Bon-a-tirer est une revue littéraire diffusant en ligne, en version intégrale des textes courts originaux et inédits écrits spécialement pour le Web par des écrivains actuels principalement de langue française.






 
QUE J'AI RÉPONDU

Le type m'appelle. Il a une sale voix, genre type qui ne boit que de la sauce d'huître et qui fume des cigarillos roulés à la maison. Il veut que je vienne à Mons. Il a un truc à me proposer. Il veut que je le rejoigne dans un café. Pas à l'Excelsior, qu'il me dit. Il m'explique qu'il y a un café en face du tribunal de commerce, qu'il sera là, qu'il boira une bière et qu'il lira Ciné-Revue. Un numéro avec Jean-Marie Pfaff en couverture. Le gardien de foot, précise-t-il. J'avais compris mais je ne dis rien. J'ai appris à me taire. Ça évite bien des ennuis.
   Le type avait raison, en face du tribunal, il y avait un café, rempli de tables et de chaises, dont une seule était occupée. Il était là, à se cacher derrière son vieux magazine, sur la couverture duquel un footballeur en maillot noir-jaune-rouge sortait d'une mer grisâtre.

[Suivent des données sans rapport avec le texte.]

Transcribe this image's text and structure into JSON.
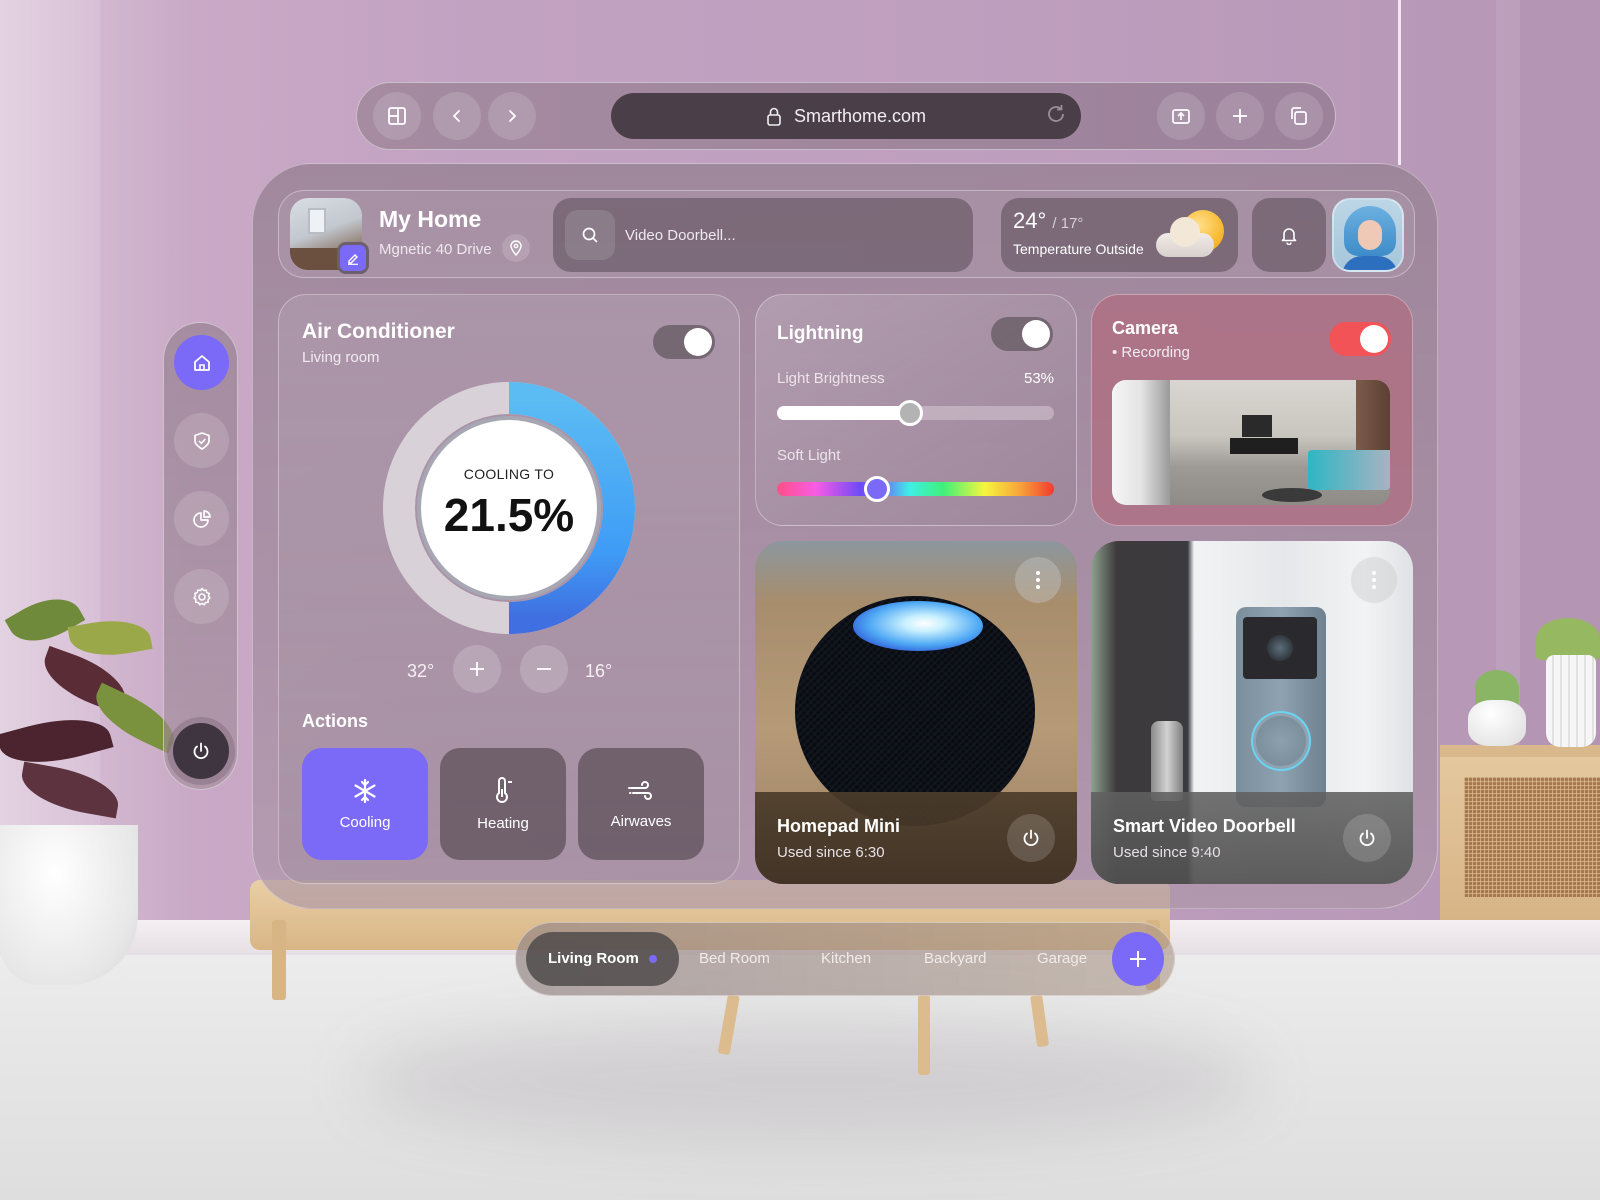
{
  "browser": {
    "url": "Smarthome.com",
    "icons": {
      "sidebar_toggle": "sidebar-layout-icon",
      "back": "chevron-left-icon",
      "forward": "chevron-right-icon",
      "lock": "lock-icon",
      "reload": "reload-icon",
      "share": "share-icon",
      "new_tab": "plus-icon",
      "tabs": "tabs-icon"
    }
  },
  "header": {
    "home_title": "My Home",
    "home_address": "Mgnetic 40 Drive",
    "search": {
      "placeholder": "Video Doorbell..."
    },
    "weather": {
      "high": "24°",
      "low": "/ 17°",
      "label": "Temperature Outside",
      "icon": "partly-cloudy-icon"
    }
  },
  "sidebar": {
    "items": [
      {
        "id": "home",
        "icon": "home-icon",
        "active": true
      },
      {
        "id": "security",
        "icon": "shield-check-icon",
        "active": false
      },
      {
        "id": "stats",
        "icon": "pie-chart-icon",
        "active": false
      },
      {
        "id": "settings",
        "icon": "gear-icon",
        "active": false
      },
      {
        "id": "power",
        "icon": "power-icon",
        "active": false
      }
    ]
  },
  "air_conditioner": {
    "title": "Air Conditioner",
    "room": "Living room",
    "enabled": true,
    "mode_label": "COOLING TO",
    "value": "21.5%",
    "gauge_fraction": 0.5,
    "range_max": "32°",
    "range_min": "16°",
    "increase_label": "+",
    "decrease_label": "−",
    "actions_title": "Actions",
    "actions": [
      {
        "label": "Cooling",
        "icon": "snowflake-icon",
        "active": true
      },
      {
        "label": "Heating",
        "icon": "thermometer-icon",
        "active": false
      },
      {
        "label": "Airwaves",
        "icon": "wind-icon",
        "active": false
      }
    ]
  },
  "lighting": {
    "title": "Lightning",
    "enabled": true,
    "brightness_label": "Light Brightness",
    "brightness_value": "53%",
    "brightness_fraction": 0.48,
    "soft_light_label": "Soft Light",
    "soft_light_fraction": 0.36,
    "soft_light_color": "#7a6af7"
  },
  "camera": {
    "title": "Camera",
    "status": "• Recording",
    "enabled": true,
    "toggle_color": "#f15357"
  },
  "devices": [
    {
      "name": "Homepad Mini",
      "since": "Used since 6:30"
    },
    {
      "name": "Smart Video Doorbell",
      "since": "Used since 9:40"
    }
  ],
  "rooms": {
    "tabs": [
      "Living Room",
      "Bed Room",
      "Kitchen",
      "Backyard",
      "Garage"
    ],
    "active_index": 0,
    "add_label": "+"
  },
  "colors": {
    "accent": "#7a6af7",
    "gauge_start": "#5bbcf3",
    "gauge_end": "#3f6fe0",
    "recording": "#f15357"
  }
}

   – Raymond, qu'il m'a dit, en me tendant une main poilue.
   – Bonjour, Raymond, que j'ai répondu.
   Je me suis assis à côté de lui, pour faire face à la porte. Il s'est un peu écarté.
   – Vous êtes armé? qu'il m'a demandé.
   – Ça ne vous regarde pas, que j'ai répondu.
   Je ne le regardais pas non plus, j'écoutais simplement. Il m'a parlé de sa femme, de sa mère, de sa soeur, puis il m'a demandé si je faisais des prix de gros.
   – Ça se pourrait, que j'ai répondu, mais vous n'avez pas le calibre. Le gros, pour moi, c'est à partir de dix contrats.
   Il m'a tendu un sachet du Delhaize rempli de billets de vingt. Je n'ai pas compté. J'imagine que les clients savent qu'ils n'ont pas intérêt à jouer au plus fin. Je n'ai pas d'humour et il avait dû le sentir, c'est le genre de choses que les gens repèrent toujours. Il a glissé la photo sur la table, je l'ai retournée discrètement. Il y avait une fille canon dessus, du genre qu'on déplie en trois ou quatre dans les magazines et qu'on enferme avec soi dans les toilettes d'autoroutes. Au dos de la photo, il y avait une adresse.
   J'ai fait un signe de la tête qui signifiait que le marché était conclu.
   – Combien de temps? qu'il m'a demandé.
   – C'est qui? que j'ai répondu.
   – C'est ma fille, qu'il a lâché un peu gêné.
   – Alors ce sera une semaine. C'est moi qui vous appelle.
   Je me suis levé sans me retourner et j'ai rejoint la gare.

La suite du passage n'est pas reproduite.